The implications of self-direction are vast; it is the most flexible way for consumers to take ownership over their recovery and invest in chosen supports. The success of a self-directed recovery plan is largely dependent on the relationship between each recipient and a support broker, who is a chosen navigator that helps to maximize an individual budget. A recovery plan is based on current capacities and supports, and incorporates wellness goals for overall health. A recipient uses the plan as a tool to guide their spending. Purchases of traditional services and community supports are now typically made with smart debit cards that can track allowable services and be refilled directly by the payer.
There are many considerations that go into creating a self-directed design that benefits people with BH needs. The plan must take into account accessibility and enrollment processes, ensure culturally competent approaches, and allow for creative community-based solutions for enhanced well-being. The design must also plan for a relationship between a recipient-driven recovery plan, and a treatment plan that is supported by a Medicaid Managed Care Organization. Support brokers—who in most models are peer specialists or recovery-trained life coaches—should be supported by an infrastructure that can foster innovation and adaptiveness within the model. And ultimately, the financial process has to offer an efficient transfer of funds from the state Medicaid program.
I’ve been involved in a planning process with NYAPRS and the Columbia Center for Practice Innovations to help OMH develop a draft model for BH self-direction. The team has worked for eight months to review research, meet with experts in the field from around the country, and engage Medicaid recipients, DOHMH (dept. health mental hygiene), and other stakeholders to develop a strategy for implementation. The process will continue in the coming months as OMH explores the best framework and negotiates the process with other state agencies, Managed Care Organizations, and recipients.
NYAPRS (New York Association for Psych Rehab Services) has been advocating for a self-directed model in New York for nearly a decade. It’s exciting to know that the model could be offered to tens of thousands of Medicaid recipients with BH needs in the coming years. The state agencies, particularly through the Medicaid Redesign process, recognize that innovative approaches like self-direction can contribute to long-term savings and system benefits. These gains will be as a result of quality of life improvements like reduced hospitalizations and increased community engagement, as well as better overall satisfaction with the Medicaid program. A New York State pilot will include a strong research component to look at how recipients of different ages, backgrounds, and with different geographic living settings use and benefit from self-direction.

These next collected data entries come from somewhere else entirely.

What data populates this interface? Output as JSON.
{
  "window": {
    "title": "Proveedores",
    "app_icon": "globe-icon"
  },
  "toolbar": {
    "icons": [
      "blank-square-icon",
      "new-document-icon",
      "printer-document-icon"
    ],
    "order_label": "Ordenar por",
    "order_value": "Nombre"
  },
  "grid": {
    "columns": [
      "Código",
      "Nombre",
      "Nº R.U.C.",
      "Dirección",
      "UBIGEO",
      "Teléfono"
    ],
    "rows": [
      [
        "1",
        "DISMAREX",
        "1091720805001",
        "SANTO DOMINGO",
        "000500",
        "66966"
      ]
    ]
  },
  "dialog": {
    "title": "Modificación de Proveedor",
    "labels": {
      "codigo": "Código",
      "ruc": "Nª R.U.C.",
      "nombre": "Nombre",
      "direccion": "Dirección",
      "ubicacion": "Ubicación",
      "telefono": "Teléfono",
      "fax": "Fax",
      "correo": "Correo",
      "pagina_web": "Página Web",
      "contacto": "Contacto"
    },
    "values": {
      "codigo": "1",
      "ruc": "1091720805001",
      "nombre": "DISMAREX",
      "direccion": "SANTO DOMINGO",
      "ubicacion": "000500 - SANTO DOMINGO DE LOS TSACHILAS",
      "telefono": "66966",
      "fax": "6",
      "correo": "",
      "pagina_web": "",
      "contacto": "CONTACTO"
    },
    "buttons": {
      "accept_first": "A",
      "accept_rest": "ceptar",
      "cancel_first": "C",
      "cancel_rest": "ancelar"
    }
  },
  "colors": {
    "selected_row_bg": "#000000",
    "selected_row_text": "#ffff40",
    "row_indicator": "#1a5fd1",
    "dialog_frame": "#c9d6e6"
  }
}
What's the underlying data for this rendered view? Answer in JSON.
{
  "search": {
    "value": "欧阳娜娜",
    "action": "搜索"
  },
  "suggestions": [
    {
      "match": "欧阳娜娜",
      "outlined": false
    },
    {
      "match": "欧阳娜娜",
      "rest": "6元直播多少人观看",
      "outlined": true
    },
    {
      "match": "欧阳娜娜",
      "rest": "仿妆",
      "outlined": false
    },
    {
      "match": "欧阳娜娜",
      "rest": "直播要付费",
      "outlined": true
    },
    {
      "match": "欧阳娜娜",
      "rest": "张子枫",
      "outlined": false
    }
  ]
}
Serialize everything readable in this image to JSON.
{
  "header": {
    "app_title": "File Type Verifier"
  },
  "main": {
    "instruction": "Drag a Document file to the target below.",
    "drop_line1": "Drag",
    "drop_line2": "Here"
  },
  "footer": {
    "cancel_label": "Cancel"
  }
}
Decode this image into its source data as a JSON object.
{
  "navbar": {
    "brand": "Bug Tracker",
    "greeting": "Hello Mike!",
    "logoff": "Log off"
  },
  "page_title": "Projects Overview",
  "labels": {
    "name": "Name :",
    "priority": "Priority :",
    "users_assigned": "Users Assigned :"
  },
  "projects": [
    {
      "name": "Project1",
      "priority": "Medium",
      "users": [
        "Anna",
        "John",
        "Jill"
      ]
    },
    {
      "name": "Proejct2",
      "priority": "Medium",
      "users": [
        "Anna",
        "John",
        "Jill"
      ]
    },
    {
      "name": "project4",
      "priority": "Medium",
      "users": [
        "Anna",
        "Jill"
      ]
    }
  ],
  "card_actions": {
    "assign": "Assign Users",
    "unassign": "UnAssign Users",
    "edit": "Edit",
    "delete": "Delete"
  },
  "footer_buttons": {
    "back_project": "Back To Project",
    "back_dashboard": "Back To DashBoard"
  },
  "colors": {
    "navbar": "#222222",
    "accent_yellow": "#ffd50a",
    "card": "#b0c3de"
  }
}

Barriers do remain, particularly in the appropriate financing of the approach. It’s also essential that appropriate protections be in place for both consumers and insurance companies before the design is implemented as a standard benefit. The design may provide a truly fundamental shift in Medicaid programming and consumer rights, if stakeholders on both sides continue to work together to actively improve the design through emerging best practices.
Look for opportunities in your area to participate in a self-direction pilot in 2015, as well as information about how you can get involved in the state’s planning process.